Die Covid-19-Kredite sind eine aussergewöhnliche Massnahme in einer aussergewöhnlichen Situation. Treffend ist die Aussage von Bundesrat Maurer, dass der Staat keine Vollkaskoversicherung sei. Die Kredite sind denn auch süsses Gift, um die negativen Symptome des Lockdowns zu mildern. Dieses gilt es – wenn immer möglich – rasch wieder abzusetzen, damit kommende Generationen keine «Erblast» übernehmen müssen. Vielmehr müssen Politik und Bevölkerung dafür sorgen, dass die Schweiz ein wirtschaftsfreundlicher Standort bleibt und auf Innovation setzt. Dabei gilt es, der stets drohenden Regulierungswut und isolationistischen Tendenzen klare Absagen zu erteilen. Letztlich muss das Ziel sein, dass die Unternehmen gestärkt aus der Krise hervorgehen und ihr Überleben zukünftig über wenige Monate selber sicherstellen können.
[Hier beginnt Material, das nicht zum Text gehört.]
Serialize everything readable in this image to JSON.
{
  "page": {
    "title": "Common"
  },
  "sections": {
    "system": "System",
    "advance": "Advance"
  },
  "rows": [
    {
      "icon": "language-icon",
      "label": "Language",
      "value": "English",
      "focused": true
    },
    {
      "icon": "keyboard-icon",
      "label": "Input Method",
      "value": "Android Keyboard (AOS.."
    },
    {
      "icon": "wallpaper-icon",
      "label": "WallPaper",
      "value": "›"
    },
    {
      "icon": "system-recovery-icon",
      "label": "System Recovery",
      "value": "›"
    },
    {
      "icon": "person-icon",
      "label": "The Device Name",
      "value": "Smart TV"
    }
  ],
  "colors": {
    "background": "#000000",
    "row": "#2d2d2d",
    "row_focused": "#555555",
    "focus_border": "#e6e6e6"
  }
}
Wie viele Covid-19-Kredite haben die Banken vergeben?

SGKB:   

  • Covid-19-Kredite bis CHF 500 000: 1612
  • Covid-19-Plus-Kredite über CHF 500 000: 10

APPKB: 

  • Covid-19-Kredite bis CHF 500 000: 152
  • Covid-19-Plus-Kredite über CHF 500 000: 1

TKB:

  • Covid-19-Kredite bis CHF 500 000: 1450
  • Covid-19-Plus-Kredite über CHF 500 000: 5

Wie hoch ist die Gesamtsumme der Kredite, die Ihre Bank vergeben hat?

SGKB: CHF 206 Mio.
APPKB: CHF 22,5 Mio.
TKB: rund CHF 165 Mio.

Wie hoch sind die vergebenen Kredite durchschnittlich?

SGKB: CHF 127 000
APPKB: rund CHF 140 000
TKB: rund CHF 100 000

Was ist die Spannweite der Kredite (minimal/maximal)?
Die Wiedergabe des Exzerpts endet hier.